Alvast hartelijk dank voor de reactie.


Reacties

  • De reactie van HelpdeskWNTHelpdeskWNT .
    Lid van de Redactie Min. BZKArray Reactie geschreven op .

    Als een topfunctionaris geen dienstverband meer heeft met de WNT-instelling in het hele boekjaar 2019 dan hoeft er geen WNT-verantwoording plaats te vinden voor het boekjaar 2019 m.b.t. die voormalige topfunctionaris. Dus ook geen vergelijkende gegevens over 2018. Uitzondering hierop is als er nog betalingen van bezoldiging of van uitkering wegens beëindiging van het dienstverband in 2019 plaatsvinden.

    Mocht er in 2019 of later nog een uitkering wegens beëindiging dienstverband worden gedaan in verband met de beëindiging van het dienstverband van de betreffende topfunctionaris in 2018 dan dient deze nog wel te worden verantwoord.

    Voor zover er in 2019 sprake is van (na)betaling van bezoldiging voor werkzaamheden die in 2018 of eerder zijn verricht uit hoofde van het (destijds nog geldige) dienstverband van de topfunctionaris, dient deze bezoldiging altijd te worden verantwoord voor de WNT. De reden voor de (na)betaling is dat vroegere dienstverband. De (na)betaling wordt aangemerkt als bezoldiging, niet als een uitkering wegens de beëindiging van het dienstverband, omdat de reden voor de (na)betaling niet die beëindiging van dat dienstverband is, maar de verrichte arbeid.

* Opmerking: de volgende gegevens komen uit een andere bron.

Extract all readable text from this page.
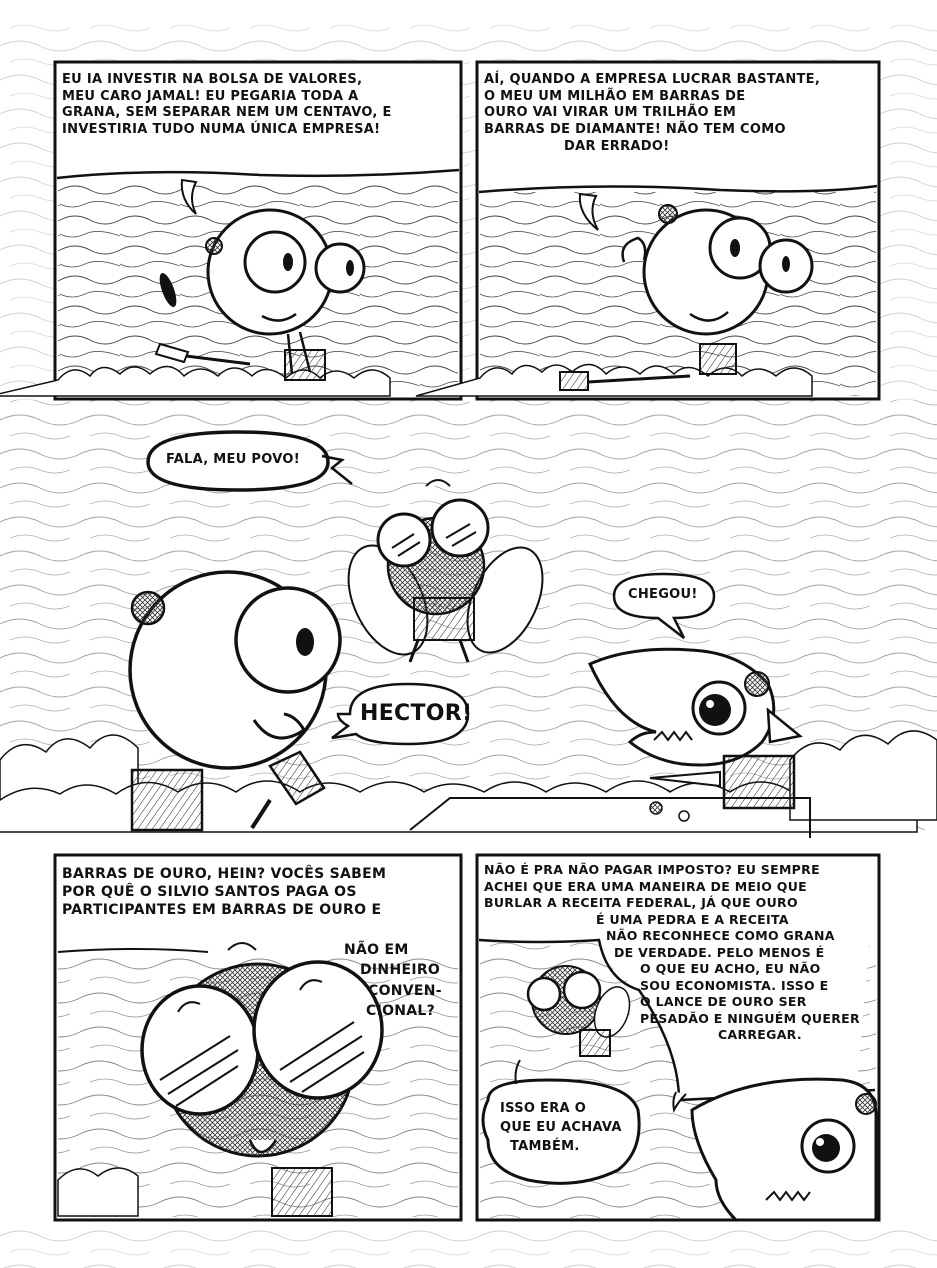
EU IA INVESTIR NA BOLSA DE VALORES,
MEU CARO JAMAL! EU PEGARIA TODA A
GRANA, SEM SEPARAR NEM UM CENTAVO, E
INVESTIRIA TUDO NUMA ÚNICA EMPRESA!
AÍ, QUANDO A EMPRESA LUCRAR BASTANTE,
O MEU UM MILHÃO EM BARRAS DE
OURO VAI VIRAR UM TRILHÃO EM
BARRAS DE DIAMANTE! NÃO TEM COMO
DAR ERRADO!
FALA, MEU POVO!
CHEGOU!
HECTOR!
BARRAS DE OURO, HEIN? VOCÊS SABEM
POR QUÊ O SILVIO SANTOS PAGA OS
PARTICIPANTES EM BARRAS DE OURO E
NÃO EM
DINHEIRO
CONVEN-
CIONAL?
NÃO É PRA NÃO PAGAR IMPOSTO? EU SEMPRE
ACHEI QUE ERA UMA MANEIRA DE MEIO QUE
BURLAR A RECEITA FEDERAL, JÁ QUE OURO
É UMA PEDRA E A RECEITA
NÃO RECONHECE COMO GRANA
DE VERDADE. PELO MENOS É
O QUE EU ACHO, EU NÃO
SOU ECONOMISTA. ISSO E
O LANCE DE OURO SER
PESADÃO E NINGUÉM QUERER
CARREGAR.
ISSO ERA O
QUE EU ACHAVA
TAMBÉM.
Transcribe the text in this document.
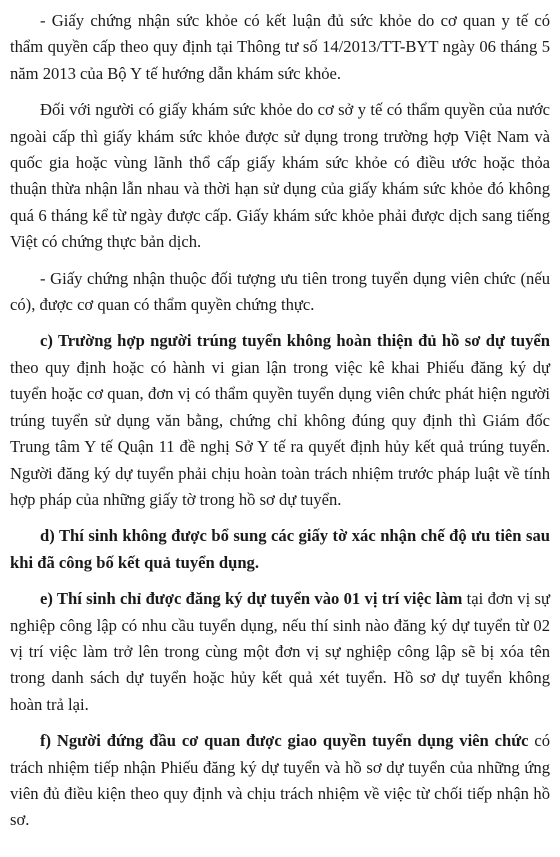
- Giấy chứng nhận sức khỏe có kết luận đủ sức khỏe do cơ quan y tế có thẩm quyền cấp theo quy định tại Thông tư số 14/2013/TT-BYT ngày 06 tháng 5 năm 2013 của Bộ Y tế hướng dẫn khám sức khỏe.

Đối với người có giấy khám sức khỏe do cơ sở y tế có thẩm quyền của nước ngoài cấp thì giấy khám sức khỏe được sử dụng trong trường hợp Việt Nam và quốc gia hoặc vùng lãnh thổ cấp giấy khám sức khỏe có điều ước hoặc thỏa thuận thừa nhận lẫn nhau và thời hạn sử dụng của giấy khám sức khỏe đó không quá 6 tháng kể từ ngày được cấp. Giấy khám sức khỏe phải được dịch sang tiếng Việt có chứng thực bản dịch.

- Giấy chứng nhận thuộc đối tượng ưu tiên trong tuyển dụng viên chức (nếu có), được cơ quan có thẩm quyền chứng thực.

c) Trường hợp người trúng tuyển không hoàn thiện đủ hồ sơ dự tuyển theo quy định hoặc có hành vi gian lận trong việc kê khai Phiếu đăng ký dự tuyển hoặc cơ quan, đơn vị có thẩm quyền tuyển dụng viên chức phát hiện người trúng tuyển sử dụng văn bằng, chứng chỉ không đúng quy định thì Giám đốc Trung tâm Y tế Quận 11 đề nghị Sở Y tế ra quyết định hủy kết quả trúng tuyển. Người đăng ký dự tuyển phải chịu hoàn toàn trách nhiệm trước pháp luật về tính hợp pháp của những giấy tờ trong hồ sơ dự tuyển.

d) Thí sinh không được bổ sung các giấy tờ xác nhận chế độ ưu tiên sau khi đã công bố kết quả tuyển dụng.

e) Thí sinh chỉ được đăng ký dự tuyển vào 01 vị trí việc làm tại đơn vị sự nghiệp công lập có nhu cầu tuyển dụng, nếu thí sinh nào đăng ký dự tuyển từ 02 vị trí việc làm trở lên trong cùng một đơn vị sự nghiệp công lập sẽ bị xóa tên trong danh sách dự tuyển hoặc hủy kết quả xét tuyển. Hồ sơ dự tuyển không hoàn trả lại.

f) Người đứng đầu cơ quan được giao quyền tuyển dụng viên chức có trách nhiệm tiếp nhận Phiếu đăng ký dự tuyển và hồ sơ dự tuyển của những ứng viên đủ điều kiện theo quy định và chịu trách nhiệm về việc từ chối tiếp nhận hồ sơ.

    Voor het jaar waarin deze (na) betaalde bezoldiging voor de WNT moet worden verantwoord, is ingeval van functievervulling op grond van een dienstbetrekking de kalendermaand van (na)betaling relevant dan wel, ingeval van functievervulling anders dan op grond van een dienstbetrekking, de factuurdatum.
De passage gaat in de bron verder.